Binaries discovered by the MUCHFUSS project: SDSS J162256.66$+$473051.1 - An eclipsing subdwarf B binary with a brown dwarf companion

TL;DR

This paper reports the discovery of an eclipsing hot subdwarf B binary with a brown dwarf companion, providing insights into binary evolution, companion survival, and tidal interactions.

Contribution

It presents the first detailed analysis of an eclipsing sdB binary with a brown dwarf companion, including lightcurve and radial velocity measurements.

Findings

Companion mass is below the hydrogen-burning limit, identified as a brown dwarf.

The system's orbital period is extremely short at 0.0697 days.

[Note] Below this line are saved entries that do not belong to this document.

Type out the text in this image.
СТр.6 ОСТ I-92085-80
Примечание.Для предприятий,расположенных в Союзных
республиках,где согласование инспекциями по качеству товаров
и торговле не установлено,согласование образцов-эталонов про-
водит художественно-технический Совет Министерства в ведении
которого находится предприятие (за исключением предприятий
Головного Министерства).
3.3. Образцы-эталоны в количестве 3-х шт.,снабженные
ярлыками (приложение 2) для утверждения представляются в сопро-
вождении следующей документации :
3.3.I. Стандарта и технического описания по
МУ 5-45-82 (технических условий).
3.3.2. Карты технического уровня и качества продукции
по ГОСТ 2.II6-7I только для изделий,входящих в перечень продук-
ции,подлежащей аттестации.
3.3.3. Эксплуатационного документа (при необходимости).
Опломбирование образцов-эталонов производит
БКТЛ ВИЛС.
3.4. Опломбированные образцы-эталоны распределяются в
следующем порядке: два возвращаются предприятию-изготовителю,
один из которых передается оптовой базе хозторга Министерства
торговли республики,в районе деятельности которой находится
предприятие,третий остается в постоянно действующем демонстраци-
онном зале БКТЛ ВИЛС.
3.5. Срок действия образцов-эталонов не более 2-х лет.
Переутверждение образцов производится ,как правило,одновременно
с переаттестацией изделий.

The star's rotation is slower than expected for tidal synchronization.

Abstract

Hot subdwarf B stars (sdBs) are core helium-burning stars located on the extreme horizontal branch. About half of the known sdB stars are found in close binaries. Their short orbital periods of 1.2 h to a few days suggest that they are post common-envelope systems. Eclipsing hot subdwarf binaries are rare, but important to determine the fundamental stellar parameters. Low-mass companions are identified by the reflection effect. In most cases the companion is a main sequence star near the stellar mass limit. Here we report the discovery of an eclipsing hot subdwarf binary SDSS J162256.66+473051.1 (J1622) of very short orbital period (0.0697 d), found in the course of the MUCHFUSS project. The lightcurve shows grazing eclipses and a prominent reflection effect. An analysis of the light- and radial velocity (RV) curves indicated a mass ratio of $q=$ 0.1325, an RV semiamplitude $K=47.2\rm\,km\,s^{-1}$, and an inclination of $i=72.33^\circ$. We show that a companion mass of 0.064 $M_{\rm \odot}$, well below the hydrogen-burning limit, is the most plausible solution, which implies a mass close to the canonical mass (0.47 $M_{\rm \odot}$) of the sdB star. Therefore, the companion is a brown dwarf, which not only survived the engulfment by the red-giant envelope, but also triggered its ejection, and enabled the sdB star to form. The rotation of J1622 is expected to be tidally locked to the orbit. However, J1622 rotates too slowly ($v_{\rm rot}=74.5\pm 7\rm\,km\,s^{-1}$) to be synchronized, challenging tidal interaction models.